John Gehrig moved to Vero Beach with his father the day Hurricane Frances hit the Treasure Coast in 2004. But Gehrig is in the midst of another disaster — the loss of his job as a master technician at Dependable Dodge after the dealership lost its franchise agreement with Chrysler.

It’s a maelstrom that is affecting some workers on the Treasure Coast, even before the dust settles from decisions by Chrysler and General Motors to slash dealerships.

But some have more to lose, such as those who spent years getting certifications to work on certain car brands that may not be easily transferable to other brands.

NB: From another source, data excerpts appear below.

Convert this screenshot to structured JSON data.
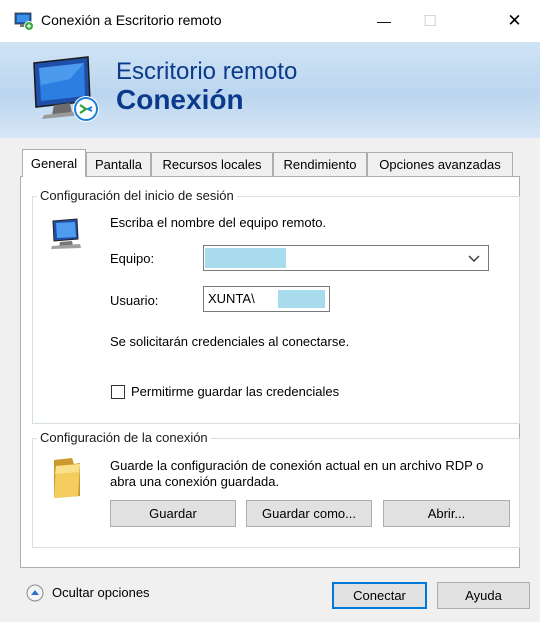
{
  "window": {
    "title": "Conexión a Escritorio remoto",
    "minimize_glyph": "—",
    "maximize_glyph": "☐",
    "close_glyph": "✕"
  },
  "banner": {
    "line1": "Escritorio remoto",
    "line2": "Conexión"
  },
  "tabs": [
    {
      "label": "General",
      "active": true
    },
    {
      "label": "Pantalla",
      "active": false
    },
    {
      "label": "Recursos locales",
      "active": false
    },
    {
      "label": "Rendimiento",
      "active": false
    },
    {
      "label": "Opciones avanzadas",
      "active": false
    }
  ],
  "login_group": {
    "title": "Configuración del inicio de sesión",
    "instruction": "Escriba el nombre del equipo remoto.",
    "computer_label": "Equipo:",
    "computer_value": "",
    "user_label": "Usuario:",
    "user_value": "XUNTA\\",
    "credentials_note": "Se solicitarán credenciales al conectarse.",
    "save_credentials_label": "Permitirme guardar las credenciales",
    "save_credentials_checked": false
  },
  "connection_group": {
    "title": "Configuración de la conexión",
    "description": "Guarde la configuración de conexión actual en un archivo RDP o abra una conexión guardada.",
    "save_label": "Guardar",
    "save_as_label": "Guardar como...",
    "open_label": "Abrir..."
  },
  "footer": {
    "hide_options_label": "Ocultar opciones",
    "connect_label": "Conectar",
    "help_label": "Ayuda"
  },
  "colors": {
    "accent": "#0078d7",
    "banner_text": "#0b3a8c",
    "redaction": "#a8dcec"
  },
  "icons": {
    "app": "remote-desktop-icon",
    "banner": "remote-desktop-icon",
    "computer": "computer-icon",
    "folder": "folder-icon",
    "collapse": "chevron-up-icon",
    "dropdown": "chevron-down-icon"
  }
}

The news is not uniformly bad: Vero Beach Chrysler Jeep Dodge is in the process of hiring 15 people with the possibility of more to come after picking up Jeep and Dodge franchise agreements, owner and dealer principal Jay Campana wrote in an e-mail to Scripps Treasure Coast Newspapers.

On the other hand, Vero Beach Jeep and Dependable Dodge in Vero Beach lost franchise agreements. Gehrig, a Chrysler man, lost his job.

The problem for workers like Gehrig is clear: The Treasure Coast now has two Chrysler dealerships — Stuart Jeep and Vero Beach Chrysler Jeep Dodge — down from seven a year ago. St. Lucie County does not have a Chrysler dealership, though the consolidation did not cause massive layoffs, said Gwenda Thompson, chief executive officer of Workforce Solutions, a Port St. Lucie-based non-profit work force development agency.

Instead “a couple people here, a couple people there” have lost jobs in the industry locally, Thompson said. Nationally, dealership closures by General Motors alone could cost 150,000 jobs.

Jensen Beach resident John Donnelly, for example, went from his general manager position with Charlie’s Dodge to Charlie’s Nissan before losing that position. He was unemployed for three weeks before taking a sales manager position at Stuart Volkswagen.

Donnelly, 50, is the father of two and had to dip into his retirement savings to pay bills.

“I spent 10- and 14-hour days looking for jobs,” Donnelly said. “I was driving all over and spending $100 on gas a week.”

Donnelly eventually found the job with Wallace Automotive Group after selling his boat and his Harley-Davidson motorcycle.

“My wife cried,” he said. “She was relieved.”

Gehrig, 23, has not been so fortunate. Gehrig said he saw the job loss coming weeks in advance. Technicians like Gehrig, at Dependable Dodge for nearly four years, are paid per job instead of hourly. Gehrig watched as the number of cars coming in kept dropping.

“I was almost relieved,” Gehrig said. “I hate to say it that way, but unemployment (will pay) more than my last three paychecks did. I went from $800 or $900 a week after taxes three years ago to my last paycheck there was $194 after taxes. That’s half my electric bill.”

Gehrig is in default on a $26,000 student loan he used to get a degree at NASCAR Technical Institute in Mooresville, N.C. He chose not to have medical insurance with Dependable Dodge and does not have it now. To make money, Gehrig has placed ads to do work on cars in his garage.

“I pretty much sold everything I had out of my garage ... just to get by,” Gehrig said.

Getting a job with a different dealership brand may be tough because he would need new training — training that comes out of the dealer’s wallet.

“I’m an oil change guy with a lot of certifications,” Gehrig said. “It’s like starting all over when you leave a company. That’s why I didn’t really mind (leaving) Ford and GM. I didn’t have a lot invested into them. I didn’t have a 401K plan. I was 18, 19 years old. I just went about my life. I’ve stuck with Chrysler.”

He has lived with his father since moving from North Carolina. His father, a local chef, pays the rent while Gehrig is supposed to pick up the utilities. But he’s struggling to uphold his part of the bargain.

“It’s been hard,” Gehrig said. “If I didn’t live with my father, I’d be homeless.”